4. Vishing and SMShing. Vishing or voice call phishing has been around for a while (think tech support scam phone calls), but SMShing or SMS Text phishing has risen during the pandemic because people respond to text messages easier making it more likely that you'll fall for a scam. Both use a technique called "social engineering' which is designed to get you to react to a phone call or email rather than taking the time to think if it's a legit call or not. Samples of these types of attacks usually involve there is a problem with a personal or work account, problems with your computers and technology, or a subtle sales pitch to get you to purchase something you don't need.

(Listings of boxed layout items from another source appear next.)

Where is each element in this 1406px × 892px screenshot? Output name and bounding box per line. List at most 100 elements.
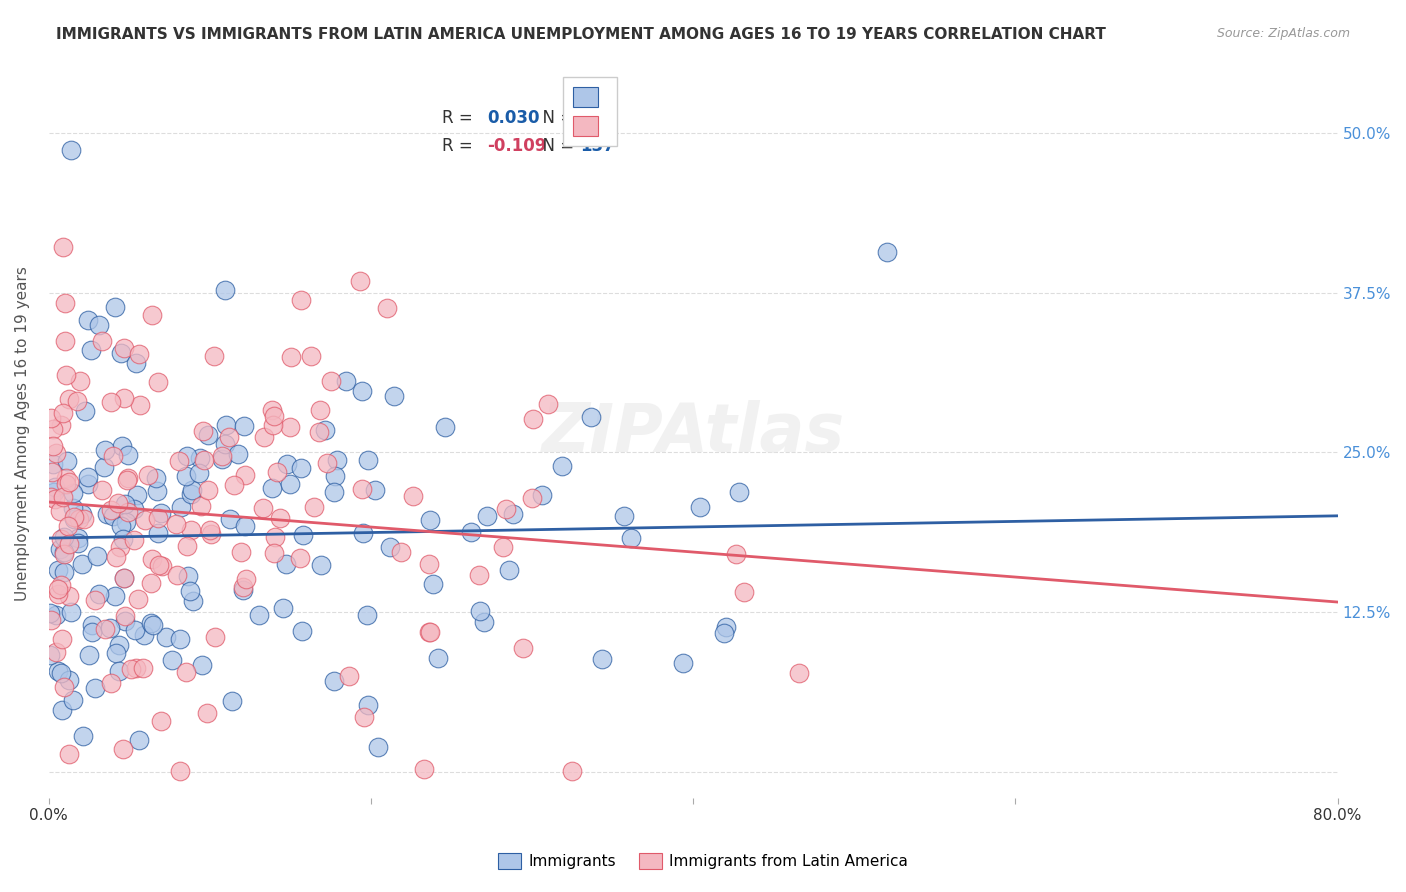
Point (200, 527, 222, 541)
Point (291, 624, 314, 639)
Point (49, 541, 72, 556)
Point (672, 657, 695, 671)
Point (169, 632, 191, 646)
Point (260, 481, 283, 495)
Point (309, 558, 332, 572)
Point (51, 703, 73, 717)
Point (274, 557, 297, 571)
Point (53, 296, 76, 310)
Point (136, 467, 159, 482)
Point (114, 614, 136, 628)
Point (45, 446, 67, 460)
Point (561, 764, 583, 779)
Point (45, 645, 67, 659)
Point (495, 502, 517, 516)
Point (124, 624, 146, 638)
Point (115, 515, 138, 529)
Point (73, 404, 96, 418)
Point (39, 606, 62, 620)
Point (46, 664, 69, 678)
Point (180, 483, 202, 497)
Point (402, 489, 425, 503)
Point (214, 283, 236, 297)
Point (591, 651, 613, 665)
Point (229, 545, 252, 559)
Point (713, 626, 735, 640)
Point (211, 452, 233, 467)
Point (108, 540, 131, 554)
Point (266, 465, 288, 479)
Point (44, 607, 66, 622)
Point (98, 621, 121, 635)
Point (77, 648, 100, 662)
Point (110, 519, 132, 533)
Point (876, 245, 898, 260)
Point (288, 551, 311, 566)
Point (302, 500, 325, 514)
Point (197, 427, 219, 442)
Text: N =: N = (531, 137, 579, 155)
Point (39, 613, 62, 627)
Point (434, 420, 457, 434)
Point (100, 676, 122, 690)
Point (55, 368, 77, 382)
Point (86, 549, 108, 563)
Point (714, 620, 737, 634)
Legend: Immigrants, Immigrants from Latin America: Immigrants, Immigrants from Latin Americ… (492, 847, 914, 875)
Point (247, 607, 270, 622)
Point (149, 506, 172, 520)
Point (58, 673, 80, 687)
Point (49, 533, 72, 547)
Point (689, 500, 711, 515)
Point (252, 501, 274, 516)
Point (419, 625, 441, 640)
Point (112, 741, 135, 756)
Point (39, 648, 62, 662)
Text: IMMIGRANTS VS IMMIGRANTS FROM LATIN AMERICA UNEMPLOYMENT AMONG AGES 16 TO 19 YEA: IMMIGRANTS VS IMMIGRANTS FROM LATIN AMER… (56, 27, 1107, 42)
Point (76, 477, 98, 491)
Point (128, 733, 150, 747)
Point (58, 537, 80, 551)
Point (87, 318, 110, 332)
Point (42, 421, 65, 435)
Point (353, 710, 375, 724)
Text: ZIPAtlas: ZIPAtlas (541, 401, 845, 467)
Point (52, 240, 75, 254)
Point (551, 459, 574, 474)
Point (62, 486, 84, 500)
Point (83, 681, 105, 695)
Point (141, 308, 163, 322)
Point (112, 571, 135, 585)
Point (44, 480, 66, 494)
Point (176, 449, 198, 463)
Point (67, 512, 90, 526)
Point (117, 448, 139, 462)
Text: Source: ZipAtlas.com: Source: ZipAtlas.com (1216, 27, 1350, 40)
Point (375, 301, 398, 315)
Point (226, 447, 249, 461)
Point (613, 509, 636, 524)
Point (353, 526, 375, 541)
Point (55, 454, 77, 468)
Point (46, 563, 69, 577)
Point (55, 477, 77, 491)
Point (232, 583, 254, 598)
Point (91, 483, 114, 497)
Point (180, 523, 202, 537)
Point (232, 580, 254, 594)
Text: 137: 137 (579, 137, 614, 155)
Point (356, 607, 378, 622)
Point (46, 582, 69, 597)
Point (101, 508, 124, 523)
Point (350, 384, 373, 398)
Point (145, 471, 167, 485)
Point (165, 516, 187, 531)
Point (520, 491, 543, 505)
Point (204, 630, 226, 644)
Point (233, 418, 256, 433)
Point (39, 410, 62, 425)
Point (93, 459, 115, 474)
Point (70, 558, 93, 572)
Point (179, 584, 201, 599)
Point (107, 496, 129, 510)
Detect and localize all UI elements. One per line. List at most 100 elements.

How to Stay Safe: The best defense against voice phishing and SMS phishing is to ignore the message if you don't recognize who's calling or leaving a message. If you're a small business or home user, limit who you share your home or mobile phone number with. If you have to share a number with the public, create a 'free' phone number with Whatsapp (www.whatsapp.com) or Google Voice (www.google.com). If you have a lot of incoming spam calls coming in, sign up for the Do Not Call Registry at www.donotcall.gov. Check to see if your mobile carrier offers spam call and text protection. You should also consider download and using the RoboKiller app (www.robokiller.com).

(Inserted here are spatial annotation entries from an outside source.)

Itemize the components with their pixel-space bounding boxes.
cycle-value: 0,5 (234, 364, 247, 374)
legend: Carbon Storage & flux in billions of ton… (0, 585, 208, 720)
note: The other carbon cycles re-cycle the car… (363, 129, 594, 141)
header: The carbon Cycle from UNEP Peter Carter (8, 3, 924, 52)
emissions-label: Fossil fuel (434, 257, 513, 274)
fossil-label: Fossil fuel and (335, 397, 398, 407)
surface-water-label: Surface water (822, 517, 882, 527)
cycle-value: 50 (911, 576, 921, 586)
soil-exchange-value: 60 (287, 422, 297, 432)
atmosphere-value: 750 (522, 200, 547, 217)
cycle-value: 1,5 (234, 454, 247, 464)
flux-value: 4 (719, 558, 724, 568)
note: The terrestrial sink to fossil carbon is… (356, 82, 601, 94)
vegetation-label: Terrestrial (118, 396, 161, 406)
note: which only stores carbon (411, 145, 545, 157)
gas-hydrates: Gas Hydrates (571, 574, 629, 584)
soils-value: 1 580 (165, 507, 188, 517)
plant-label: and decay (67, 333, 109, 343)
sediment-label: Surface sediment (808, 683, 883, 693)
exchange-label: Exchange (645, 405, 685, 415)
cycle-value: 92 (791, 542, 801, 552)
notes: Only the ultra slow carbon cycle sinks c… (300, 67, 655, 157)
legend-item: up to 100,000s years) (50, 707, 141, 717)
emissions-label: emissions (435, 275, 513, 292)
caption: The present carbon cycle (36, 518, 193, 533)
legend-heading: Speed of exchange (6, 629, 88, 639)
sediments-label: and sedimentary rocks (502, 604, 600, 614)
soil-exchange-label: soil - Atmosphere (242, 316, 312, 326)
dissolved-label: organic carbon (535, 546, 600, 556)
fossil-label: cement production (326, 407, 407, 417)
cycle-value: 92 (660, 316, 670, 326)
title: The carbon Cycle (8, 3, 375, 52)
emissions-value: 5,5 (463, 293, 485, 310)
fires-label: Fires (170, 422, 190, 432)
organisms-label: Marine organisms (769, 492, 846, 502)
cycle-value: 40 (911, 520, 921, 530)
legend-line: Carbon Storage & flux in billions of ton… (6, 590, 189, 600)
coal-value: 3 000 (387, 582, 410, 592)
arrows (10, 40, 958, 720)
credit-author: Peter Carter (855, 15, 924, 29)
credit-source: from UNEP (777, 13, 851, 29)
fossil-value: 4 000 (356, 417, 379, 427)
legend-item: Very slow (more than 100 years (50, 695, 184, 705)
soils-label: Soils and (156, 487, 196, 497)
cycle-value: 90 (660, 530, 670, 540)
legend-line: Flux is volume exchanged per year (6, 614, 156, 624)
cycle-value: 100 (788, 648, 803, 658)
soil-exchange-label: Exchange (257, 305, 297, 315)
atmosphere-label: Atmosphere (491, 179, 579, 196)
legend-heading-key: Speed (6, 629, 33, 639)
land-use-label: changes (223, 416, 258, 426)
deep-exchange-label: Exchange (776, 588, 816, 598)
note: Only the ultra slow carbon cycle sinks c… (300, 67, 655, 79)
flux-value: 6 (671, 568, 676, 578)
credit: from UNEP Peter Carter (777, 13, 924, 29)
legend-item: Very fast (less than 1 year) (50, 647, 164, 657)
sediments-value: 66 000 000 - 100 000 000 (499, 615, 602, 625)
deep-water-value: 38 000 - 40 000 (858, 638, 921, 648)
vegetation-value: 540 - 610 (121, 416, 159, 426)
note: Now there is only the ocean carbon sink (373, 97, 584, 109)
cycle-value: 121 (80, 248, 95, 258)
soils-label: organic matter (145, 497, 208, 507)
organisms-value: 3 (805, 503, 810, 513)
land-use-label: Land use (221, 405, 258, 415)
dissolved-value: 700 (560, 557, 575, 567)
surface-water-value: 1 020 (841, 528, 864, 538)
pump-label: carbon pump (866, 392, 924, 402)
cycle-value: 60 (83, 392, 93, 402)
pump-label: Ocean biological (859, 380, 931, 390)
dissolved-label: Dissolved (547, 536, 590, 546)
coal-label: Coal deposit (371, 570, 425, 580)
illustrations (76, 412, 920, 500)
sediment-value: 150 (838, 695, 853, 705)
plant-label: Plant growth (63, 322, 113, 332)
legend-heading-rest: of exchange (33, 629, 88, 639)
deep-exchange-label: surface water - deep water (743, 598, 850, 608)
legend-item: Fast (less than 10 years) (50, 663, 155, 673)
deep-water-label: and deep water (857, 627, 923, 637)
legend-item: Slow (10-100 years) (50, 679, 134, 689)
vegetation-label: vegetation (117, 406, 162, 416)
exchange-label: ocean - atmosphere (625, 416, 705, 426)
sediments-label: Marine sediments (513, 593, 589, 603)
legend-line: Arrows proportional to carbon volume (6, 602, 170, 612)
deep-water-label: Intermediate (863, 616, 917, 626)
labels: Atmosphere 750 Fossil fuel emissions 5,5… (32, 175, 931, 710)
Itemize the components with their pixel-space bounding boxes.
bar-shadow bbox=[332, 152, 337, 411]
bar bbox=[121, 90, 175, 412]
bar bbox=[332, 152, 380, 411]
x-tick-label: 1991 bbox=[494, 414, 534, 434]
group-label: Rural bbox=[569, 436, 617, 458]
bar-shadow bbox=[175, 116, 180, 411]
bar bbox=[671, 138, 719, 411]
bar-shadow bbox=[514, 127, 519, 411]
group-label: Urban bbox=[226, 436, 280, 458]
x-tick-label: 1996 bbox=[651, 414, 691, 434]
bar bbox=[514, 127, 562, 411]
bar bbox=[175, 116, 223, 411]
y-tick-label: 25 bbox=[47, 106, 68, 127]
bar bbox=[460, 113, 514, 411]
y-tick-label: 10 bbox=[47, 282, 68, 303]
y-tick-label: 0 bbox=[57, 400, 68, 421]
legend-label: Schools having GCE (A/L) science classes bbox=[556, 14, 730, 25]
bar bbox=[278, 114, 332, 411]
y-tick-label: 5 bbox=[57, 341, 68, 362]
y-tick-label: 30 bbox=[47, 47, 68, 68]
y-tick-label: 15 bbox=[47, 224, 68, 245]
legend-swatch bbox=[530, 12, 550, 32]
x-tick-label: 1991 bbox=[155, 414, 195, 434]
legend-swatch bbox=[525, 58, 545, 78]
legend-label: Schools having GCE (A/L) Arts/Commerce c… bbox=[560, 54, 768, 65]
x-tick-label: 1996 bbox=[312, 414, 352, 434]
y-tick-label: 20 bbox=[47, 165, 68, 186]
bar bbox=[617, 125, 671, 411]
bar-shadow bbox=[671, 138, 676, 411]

5.Ransomware. Ransomware is probably one of the most devastating cyber threats on the web today. If your home or office computer is infected with ransomware, it could mean the files on your devices are lost forever. Ransomware encrypts or locks up the pictures and documents on your devices. Ransomware is so lethal, it will infect multiple devices that are connected together on your home or office network, including cloud storage services and external hard drives used for backup. You are only able to gain access to them if you pay the ransom criminals will put up.
How To Stay Safe: Ransomware normally shows up in the form of a phishing email, so think before you click on any link or attachment that shows up in your inbox. Set up an automatic backup system for all of your home and office devices. Services like Carbonite (www.carbonite.com) can keep your Windows and Macintosh safe in the cloud with automatic backup. For your smartphones and tablets, it's worth it to pay Apple and Google the extra money for storage to allow you to backup your information to their cloud services.

     In a world where the internet connects all your devices and allows you to work from home and communicate with your loved ones, staying on top of cyber threats has never been more important.